The team at WizCase pointed out that the server was the target of a Meow attack, which essentially deleted almost the entire database on September 12, and a further attack on September 14. Nonetheless, they pointed out that the “data was exposed to all types of hackers and scammers.”
However, Meow attack is nothing new. In July, the ‘Meow’ attacks wiped almost 4,000 of unsecured internet-facing databases. Security experts reported that while more than 97% of ‘Meow’attacks hit Elasticsearch and MongoDB instances, systems running Cassandra, CouchDB, Redis, Hadoop, Jenkins, and Apache ZooKeeper have been targeted as well.
According to their scanner, the WizCase research team found that the server was password protected until the first week of September. However, the WizCase team first discovered the leak on September 12th. No one knows for sure what had happened approximately two days after the authentication was removed.

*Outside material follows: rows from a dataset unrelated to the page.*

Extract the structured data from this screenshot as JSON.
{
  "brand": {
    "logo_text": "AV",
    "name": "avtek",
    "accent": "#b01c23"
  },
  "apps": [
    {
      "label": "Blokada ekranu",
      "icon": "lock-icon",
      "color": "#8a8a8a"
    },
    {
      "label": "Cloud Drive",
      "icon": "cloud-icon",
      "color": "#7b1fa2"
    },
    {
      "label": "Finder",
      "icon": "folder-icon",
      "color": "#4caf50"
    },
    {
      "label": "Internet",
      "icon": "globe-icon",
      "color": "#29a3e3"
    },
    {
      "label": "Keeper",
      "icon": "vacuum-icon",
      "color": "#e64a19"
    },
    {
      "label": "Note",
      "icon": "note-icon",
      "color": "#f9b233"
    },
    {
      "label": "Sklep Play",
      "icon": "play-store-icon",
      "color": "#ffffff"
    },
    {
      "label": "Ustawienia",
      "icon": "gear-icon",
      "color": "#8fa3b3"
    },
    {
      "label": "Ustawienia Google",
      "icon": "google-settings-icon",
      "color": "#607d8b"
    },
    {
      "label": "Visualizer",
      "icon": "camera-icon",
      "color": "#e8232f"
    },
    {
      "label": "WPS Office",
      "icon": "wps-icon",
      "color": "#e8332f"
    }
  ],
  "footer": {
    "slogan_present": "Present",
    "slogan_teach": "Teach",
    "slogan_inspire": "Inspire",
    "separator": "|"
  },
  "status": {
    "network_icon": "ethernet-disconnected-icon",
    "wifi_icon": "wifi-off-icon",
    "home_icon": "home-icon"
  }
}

Immediately after discovering the data was coming from Bing’s mobile apps, the researchers contacted Microsoft on September 13, and the information was given to Microsoft’s Security Response Centre, who acted to resolve the problem a few days later.
According to their report, after the investigation led to the Microsoft Bing App, Hakcil confirmed his findings by downloading the app and running a search for “Wizcase.” While looking through the server, he found his information, including search queries, device details, and GPS coordinates, proving the exposed data comes directly from the Bing mobile app.
The exposed data includes:
- Search Terms in clear text, excluding the ones entered in private mode
- Location Coordinates: If the location permission is enabled on the app, a precise location, within 500 meters, was included in the data set.
While the coordinates exposed aren’t precise, they still give a relatively small perimeter of where the user is located. By simply copying them on Google Maps, it could be possible to use them to trace back to the owner of the phone. - The exact time the search was executed.
- Firebase Notification Tokens
- Coupon Data such as timestamps of when a coupon code was copied or auto-applied by the app and on which URL it was
- A partial list of the URLs the users visited from the search results
- Device (Phone or Tablet) model
- Operating System
- 3 separate unique ID numbers assigned to each user found in the data
- ADID: Appears to be a unique ID for a Microsoft account
- deviceID
- devicehash
According to the researchers, none of the data was encrypted.
Data was collected from more than 70 countries, and it’s believed that anyone who performed a search using Bing’s mobile apps between the point of the server being exposed is at risk, which is roughly between September 10 and September 16.